CBOS w lipcu - coraz więcej Polaków deklaruje, że nie wie na kogo głosować w wyborach parlamentarnych Fot. Piotr Molecki / East News

Obserwuj naTemat w Wiadomościach Google


Udział w wyborach parlamentarnych zadeklarowało 74 proc. badanych – podaje w najnowszym sondażu rządowy CBOS. To o 2 pkt proc. mniej niż na początku czerwca. Za to aż 15 proc. Polaków w ogóle nie chce brać udziału w głosowaniu, a to w tej grupie wzrost aż o 4 proc. Niezdecydowanych osób, które wahają się, czy wziąć udział w wyborach, jest 11 proc., czyli 2 proc. mniej, niż w poprzednim miesiącu.

Czytaj także: Partia Ziobry chce odciąć się od PiS? Zaskakujące pismo rzecznika Solidarnej Polski

Niezdecydowanie Polaków widać również w konkretach. Aż 22 proc. respondentów nie wie na kogo miałoby oddać swój głos. To o 2 proc. więcej, niż w poprzednich badaniach. Swoje preferencje polityczne utajniło zaś 4 proc. respondentów.

PiS wygrywa wybory

Same wyniki dla konkretnych opcji politycznych wskazują, że gdyby wybory odbyły się teraz, wygra je Prawo i Sprawiedliwość, zdobywając sejmową większość.

Przeliczenie poszczególnych punktów procentowych na mandaty daje PiS-owi w sejmie aż 251 posłów, a Koalicji Obywatelskiej zaledwie 119. Oznacza to, że prawicowe ugrupowanie mogłoby rządzić samodzielnie.

Czytaj także: Kogo PiS wystawi w wyborach prezydenckich? Zaskakująca pozycja Ziobry [SONDAŻ]

Pozostałe partie do sejmu mogłyby wprowadzić 41 posłów, w przypadku ruchu Polska 2050 Szymona Hołowni, 29 w przypadku Konfederacji i 19 parlamentarzystów Lewicy.

Nic nie zmieniło się kwestii partii, które plasują się poniżej progu wyborczego – PSL-Koalicja Polska z 3-procentowym poparciem i Kukiz’15 (1 proc., spadek o 1 pkt proc.).

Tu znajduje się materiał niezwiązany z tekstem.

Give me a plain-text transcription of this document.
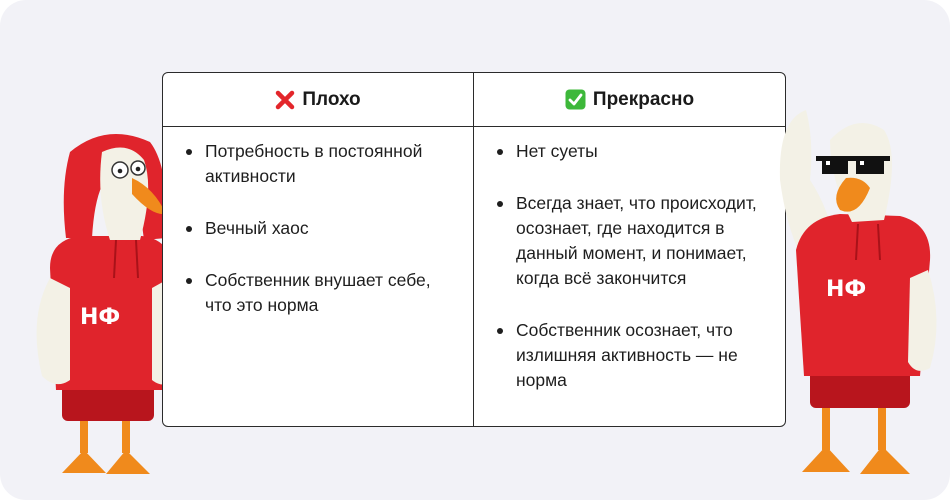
НФ
Плохо	Прекрасно
Потребность в постоянной активности
Вечный хаос
Собственник внушает себе, что это норма
Нет суеты
Всегда знает, что происходит, осознает, где находится в данный момент, и понимает, когда всё закончится
Собственник осознает, что излишняя активность — не норма
НФ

Inne sondaże mniej optymistyczne dla PiS-u

W ostatnim tygodniu pojawiło się sporo innych sondaży, które już nie dają tak dużego poparcia aktualnej partii rządzącej. Jak wynika z badań przeprowadzonych przez IBRiS dla Radia Zet, Prawo i Sprawiedliwość, nawet wsparte przez konfederację, nie miałoby szans na sejmową większość.

Z badań IBRiS wynika, że PiS, zasilany posłami Konfederacji, łącznie uzyskałoby w sejmie 224 posłów, czyli za mało, by uzyskać większość.

Czytaj także: Alarmujący sygnał dla Tuska. Duża różnica między KO a PiS w nowym badaniu

Również w tych badaniach spora grupa respondentów prezentowała niezdecydowaną postawę. 11.6 proc. przepytanych osób określiła, że nie wie, na kogo oddałaby w wyborach swój głos.

Wyniki badań IBRiS były także bardziej przychylne dla koalicji ludowców, którzy weszliby do sejmu z poparciem powyżej 5 proc.

Oprócz preferencji politycznych dotyczących konkretnych ugrupowań, Polaków zapytano ostatnio także o to, kogo widzieliby na stanowisku prezydenta RP, za Andrzeja Dudę, któremu kończy się kadencja.

Najlepiej ocenianym kandydatem spośród polityków Prawa i Sprawiedliwości był Mateusz Morawiecki. Gdyby jednak aktualnemu premierowi przyszło się mierzyć z kandydatami innych opcji politycznych - Donaldem Tuskiem i Szymonem Hołownią, poparcie dla Morawieckiego (22 proc.) byłoby nieznacznie, bo jedynie o 2 punkty procentowe wyższe, niż dla Donalda Tuska. Od Szymona Hołowni dzieliłyby go jedynie 3 punkty procentowe.